Finding K Closest Numbers in Linear-Time

Given an array of n distinct numbers and a positive integer k, we need to:

Find the kth smallest number in the array
Return the k numbers that are closest to this value

For example, if we have the array [7, 3, 9, 1, 5] and k=3, we would:

First find the 3rd smallest number (5)
Then return the 3 numbers closest to 5 (3, 5, 7)

The Solution Approach

FIND-K-CLOSEST(A, n, k)
    # Step 1: Find the kth smallest number
    target = MM-SELECT(A, n, k)
    
    # Step 2: Create array to store differences
    diffs = new array[1...n]
    for i = 1 to n
        diffs[i] = {
            value: A[i],
            diff: |A[i] - target|
        }
    
    # Step 3: Find k numbers with smallest differences
    result = new array[1...k]
    for i = 1 to k
        minDiffIndex = 1
        for j = 2 to n
            if diffs[j].diff < diffs[minDiffIndex].diff
                minDiffIndex = j
            else if diffs[j].diff == diffs[minDiffIndex].diff and 
                     diffs[j].value < diffs[minDiffIndex].value
                minDiffIndex = j
        
        result[i] = diffs[minDiffIndex].value
        diffs[minDiffIndex].diff = INFINITY  # Mark as processed
    
    return result

Breaking Down the Algorithm

Step 1: Finding the Target

We begin by finding the kth smallest number using the Median of Medians (MM-SELECT) algorithm. This is crucial because it guarantees linear time performance in the worst case, unlike its randomized counterpart. This number becomes our reference point for finding the closest values.

Step 2: Computing Differences

Next, we calculate how far each number in our array is from our target value. We store both the original value and its difference from the target. This step helps us track which numbers are closest to our target value while maintaining the ability to return the original numbers.

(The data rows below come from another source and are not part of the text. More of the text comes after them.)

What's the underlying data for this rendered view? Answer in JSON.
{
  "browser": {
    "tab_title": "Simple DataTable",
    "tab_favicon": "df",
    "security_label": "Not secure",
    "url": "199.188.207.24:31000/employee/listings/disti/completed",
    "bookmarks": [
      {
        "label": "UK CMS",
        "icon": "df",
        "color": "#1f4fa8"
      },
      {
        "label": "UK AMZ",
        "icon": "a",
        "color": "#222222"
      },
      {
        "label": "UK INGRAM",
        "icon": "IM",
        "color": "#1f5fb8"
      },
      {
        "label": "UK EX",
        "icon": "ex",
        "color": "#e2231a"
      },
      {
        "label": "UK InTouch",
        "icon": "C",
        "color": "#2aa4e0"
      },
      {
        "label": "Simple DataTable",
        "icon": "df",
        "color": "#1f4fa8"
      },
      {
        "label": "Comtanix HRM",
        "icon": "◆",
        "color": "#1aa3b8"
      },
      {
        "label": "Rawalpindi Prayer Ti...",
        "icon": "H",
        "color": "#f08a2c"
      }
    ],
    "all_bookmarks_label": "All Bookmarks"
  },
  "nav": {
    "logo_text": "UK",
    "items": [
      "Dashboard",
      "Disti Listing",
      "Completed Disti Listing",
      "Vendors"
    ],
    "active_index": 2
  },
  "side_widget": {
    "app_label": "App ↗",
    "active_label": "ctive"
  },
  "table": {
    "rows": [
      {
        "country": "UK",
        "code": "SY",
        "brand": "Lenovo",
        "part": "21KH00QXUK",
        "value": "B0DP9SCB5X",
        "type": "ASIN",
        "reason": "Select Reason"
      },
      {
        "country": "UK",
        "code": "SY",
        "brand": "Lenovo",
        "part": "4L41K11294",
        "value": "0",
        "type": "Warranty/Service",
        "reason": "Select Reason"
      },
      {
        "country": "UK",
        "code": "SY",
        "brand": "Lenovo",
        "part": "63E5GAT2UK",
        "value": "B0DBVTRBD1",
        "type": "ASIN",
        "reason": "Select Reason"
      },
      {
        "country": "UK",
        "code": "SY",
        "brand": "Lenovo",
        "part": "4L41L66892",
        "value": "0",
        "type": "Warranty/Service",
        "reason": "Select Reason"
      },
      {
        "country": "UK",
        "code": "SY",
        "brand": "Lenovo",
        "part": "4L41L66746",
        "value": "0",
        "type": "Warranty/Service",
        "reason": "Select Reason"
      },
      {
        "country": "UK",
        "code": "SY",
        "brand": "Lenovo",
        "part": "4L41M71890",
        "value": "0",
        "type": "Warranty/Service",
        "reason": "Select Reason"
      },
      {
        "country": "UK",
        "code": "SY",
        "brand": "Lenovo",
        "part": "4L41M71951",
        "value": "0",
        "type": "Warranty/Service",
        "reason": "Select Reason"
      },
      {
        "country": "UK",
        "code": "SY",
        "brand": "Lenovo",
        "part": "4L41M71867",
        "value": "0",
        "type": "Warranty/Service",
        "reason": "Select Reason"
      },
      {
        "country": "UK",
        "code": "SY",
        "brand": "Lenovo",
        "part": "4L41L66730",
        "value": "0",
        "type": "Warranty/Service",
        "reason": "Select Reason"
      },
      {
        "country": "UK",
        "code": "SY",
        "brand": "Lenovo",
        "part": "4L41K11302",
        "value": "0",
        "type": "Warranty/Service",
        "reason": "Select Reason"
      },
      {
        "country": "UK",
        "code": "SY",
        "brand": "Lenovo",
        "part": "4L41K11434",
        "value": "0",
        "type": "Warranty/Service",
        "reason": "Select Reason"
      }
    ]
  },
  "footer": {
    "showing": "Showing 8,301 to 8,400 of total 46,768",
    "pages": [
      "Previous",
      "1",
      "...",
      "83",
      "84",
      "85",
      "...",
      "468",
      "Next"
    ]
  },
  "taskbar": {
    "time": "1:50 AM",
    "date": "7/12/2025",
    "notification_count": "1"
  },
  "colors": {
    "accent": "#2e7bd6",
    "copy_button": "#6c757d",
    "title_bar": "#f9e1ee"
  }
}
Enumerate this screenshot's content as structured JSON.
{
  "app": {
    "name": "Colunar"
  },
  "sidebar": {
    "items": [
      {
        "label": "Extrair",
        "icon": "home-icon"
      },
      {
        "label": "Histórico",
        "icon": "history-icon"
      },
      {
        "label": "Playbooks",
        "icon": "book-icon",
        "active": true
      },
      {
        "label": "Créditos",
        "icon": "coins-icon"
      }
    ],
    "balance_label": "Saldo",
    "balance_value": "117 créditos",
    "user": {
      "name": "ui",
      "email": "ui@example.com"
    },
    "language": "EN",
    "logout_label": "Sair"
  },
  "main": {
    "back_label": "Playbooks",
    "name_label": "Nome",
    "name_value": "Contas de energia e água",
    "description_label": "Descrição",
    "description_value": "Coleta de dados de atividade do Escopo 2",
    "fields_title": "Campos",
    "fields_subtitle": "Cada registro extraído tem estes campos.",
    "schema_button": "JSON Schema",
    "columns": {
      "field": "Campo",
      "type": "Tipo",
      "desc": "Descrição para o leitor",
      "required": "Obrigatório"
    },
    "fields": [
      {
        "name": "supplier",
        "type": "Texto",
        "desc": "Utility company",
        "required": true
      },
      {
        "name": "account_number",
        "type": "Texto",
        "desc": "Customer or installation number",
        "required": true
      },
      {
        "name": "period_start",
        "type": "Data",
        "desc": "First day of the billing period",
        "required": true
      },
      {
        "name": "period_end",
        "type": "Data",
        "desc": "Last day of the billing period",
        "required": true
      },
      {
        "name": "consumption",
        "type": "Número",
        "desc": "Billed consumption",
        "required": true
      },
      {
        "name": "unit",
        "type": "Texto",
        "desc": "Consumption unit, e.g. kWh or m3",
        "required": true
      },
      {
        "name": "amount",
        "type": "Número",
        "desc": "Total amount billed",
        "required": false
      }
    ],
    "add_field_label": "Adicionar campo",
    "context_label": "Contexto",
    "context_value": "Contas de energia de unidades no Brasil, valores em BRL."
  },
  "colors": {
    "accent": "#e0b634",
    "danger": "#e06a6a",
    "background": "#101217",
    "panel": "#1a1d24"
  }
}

Step 3: Selecting the Closest Numbers

Finally, we select the k numbers with the smallest differences from our target. We do this by repeatedly finding the minimum difference and adding the corresponding number to our result. To handle ties (when two numbers are equally distant from the target), we prefer the smaller number.

Time Complexity Analysis

Let’s analyze each component of our algorithm:

Finding the kth smallest number: O(n)
Computing differences: O(n)
Selecting k closest numbers: O(k*n)

The total time complexity is O(k*n). When k is considered a constant, this gives us a linear-time algorithm. Even in the worst case where k = n, the algorithm runs in O(n²) time.

Space Complexity

The algorithm uses additional space to store:

The differences array: O(n)
The result array: O(k)

This gives us a total space complexity of O(n).